Она молчала, пока не достигли Найтбриджа, затем звонкий голос мелодично зазвучал у него в ушах:

– Ужасно запутанное убийство, не так ли? И. так странно выбрано время. Что вы думаете о старшем инспекторе?

– Полагаю, что у него высокая квалификация, – ответил Багли. – Но мое отношение к нему несколько противоречиво, вероятно, потому, что у меня нет алиби.
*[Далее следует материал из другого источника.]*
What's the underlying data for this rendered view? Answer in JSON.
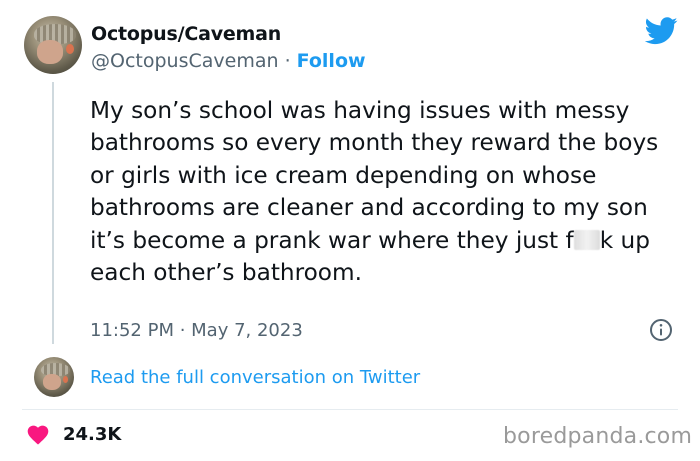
{
  "author": {
    "name": "Octopus/Caveman",
    "handle": "@OctopusCaveman",
    "separator": "·",
    "follow_label": "Follow"
  },
  "tweet": {
    "text_part1": "My son’s school was having issues with messy bathrooms so every month they reward the boys or girls with ice cream depending on whose bathrooms are cleaner and according to my son it’s become a prank war where they just f",
    "text_part2": "k up each other’s bathroom.",
    "timestamp": "11:52 PM · May 7, 2023"
  },
  "conversation_link": "Read the full conversation on Twitter",
  "likes": "24.3K",
  "watermark": "boredpanda.com",
  "icons": [
    "twitter-bird-icon",
    "info-icon",
    "heart-icon"
  ],
  "colors": {
    "brand_blue": "#1d9bf0",
    "heart_pink": "#f91880",
    "secondary_text": "#536471"
  }
}
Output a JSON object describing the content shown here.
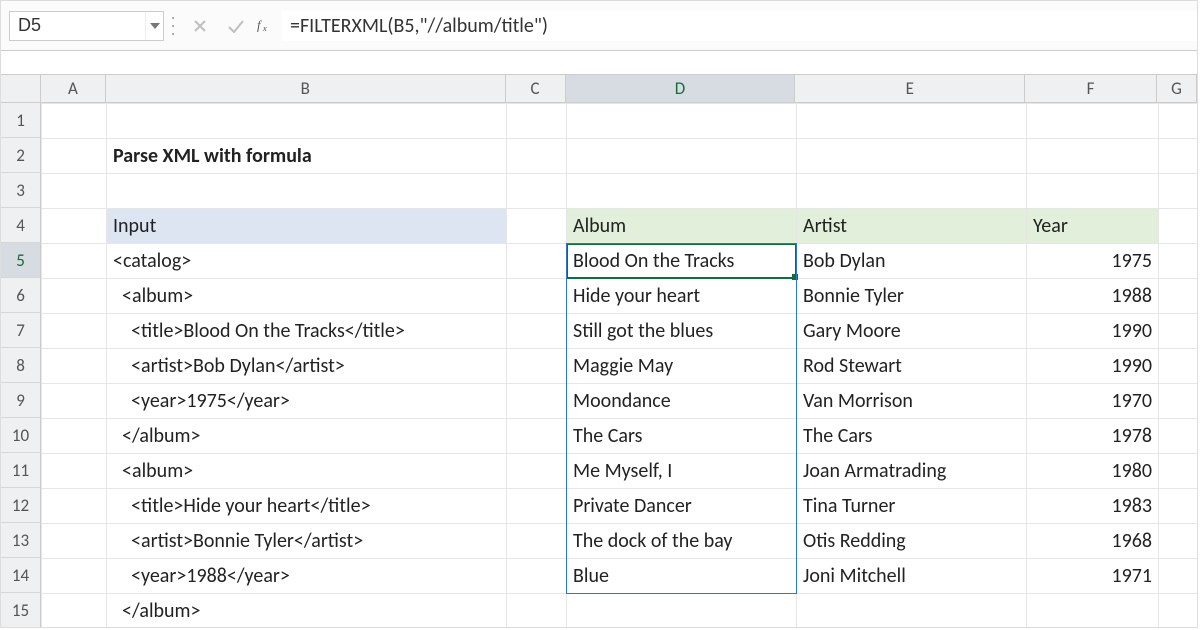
{
  "namebox": {
    "value": "D5"
  },
  "formula_bar": {
    "value": "=FILTERXML(B5,\"//album/title\")"
  },
  "columns": [
    "A",
    "B",
    "C",
    "D",
    "E",
    "F",
    "G"
  ],
  "rows": [
    "1",
    "2",
    "3",
    "4",
    "5",
    "6",
    "7",
    "8",
    "9",
    "10",
    "11",
    "12",
    "13",
    "14",
    "15"
  ],
  "title": "Parse XML with formula",
  "input_header": "Input",
  "headers": {
    "album": "Album",
    "artist": "Artist",
    "year": "Year"
  },
  "xml_lines": [
    "<catalog>",
    "  <album>",
    "    <title>Blood On the Tracks</title>",
    "    <artist>Bob Dylan</artist>",
    "    <year>1975</year>",
    "  </album>",
    "  <album>",
    "    <title>Hide your heart</title>",
    "    <artist>Bonnie Tyler</artist>",
    "    <year>1988</year>",
    "  </album>"
  ],
  "table": [
    {
      "album": "Blood On the Tracks",
      "artist": "Bob Dylan",
      "year": "1975"
    },
    {
      "album": "Hide your heart",
      "artist": "Bonnie Tyler",
      "year": "1988"
    },
    {
      "album": "Still got the blues",
      "artist": "Gary Moore",
      "year": "1990"
    },
    {
      "album": "Maggie May",
      "artist": "Rod Stewart",
      "year": "1990"
    },
    {
      "album": "Moondance",
      "artist": "Van Morrison",
      "year": "1970"
    },
    {
      "album": "The Cars",
      "artist": "The Cars",
      "year": "1978"
    },
    {
      "album": "Me Myself, I",
      "artist": "Joan Armatrading",
      "year": "1980"
    },
    {
      "album": "Private Dancer",
      "artist": "Tina Turner",
      "year": "1983"
    },
    {
      "album": "The dock of the bay",
      "artist": "Otis Redding",
      "year": "1968"
    },
    {
      "album": "Blue",
      "artist": "Joni Mitchell",
      "year": "1971"
    }
  ],
  "active_cell": "D5",
  "colors": {
    "selection_green": "#0f6e3e",
    "spill_blue": "#2e75cf",
    "table_header_green": "#e2efda",
    "input_header_blue": "#dee5f2"
  },
  "chart_data": {
    "type": "table",
    "columns": [
      "Album",
      "Artist",
      "Year"
    ],
    "rows": [
      [
        "Blood On the Tracks",
        "Bob Dylan",
        1975
      ],
      [
        "Hide your heart",
        "Bonnie Tyler",
        1988
      ],
      [
        "Still got the blues",
        "Gary Moore",
        1990
      ],
      [
        "Maggie May",
        "Rod Stewart",
        1990
      ],
      [
        "Moondance",
        "Van Morrison",
        1970
      ],
      [
        "The Cars",
        "The Cars",
        1978
      ],
      [
        "Me Myself, I",
        "Joan Armatrading",
        1980
      ],
      [
        "Private Dancer",
        "Tina Turner",
        1983
      ],
      [
        "The dock of the bay",
        "Otis Redding",
        1968
      ],
      [
        "Blue",
        "Joni Mitchell",
        1971
      ]
    ]
  }
}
Когда мисс Болам вздумалось умереть, я находился один в гардеробе медицинского персонала.

Он знал, что рассчитывает на сочувствие, надеялся услышать горячие возражения, что, мол, его, разумеется, никто не заподозрит.

– Это, конечно, досадно, но не так уж важно, – торопливо добавил он. – Я надеюсь, старший инспектор быстро и правильно разберется с этим делом.

– О, вы так считаете? Странно. Я думала, у него скорее возникло недоумение по поводу происшедшего в целом. Я находилась в своем кабинете большую часть вечера, тоже одна, у меня, вероятно, тоже нет алиби. К тому же я не знаю, когда предположительно наступила смерть.

– Вероятно, в шесть двадцать, – кратко ответил Багли.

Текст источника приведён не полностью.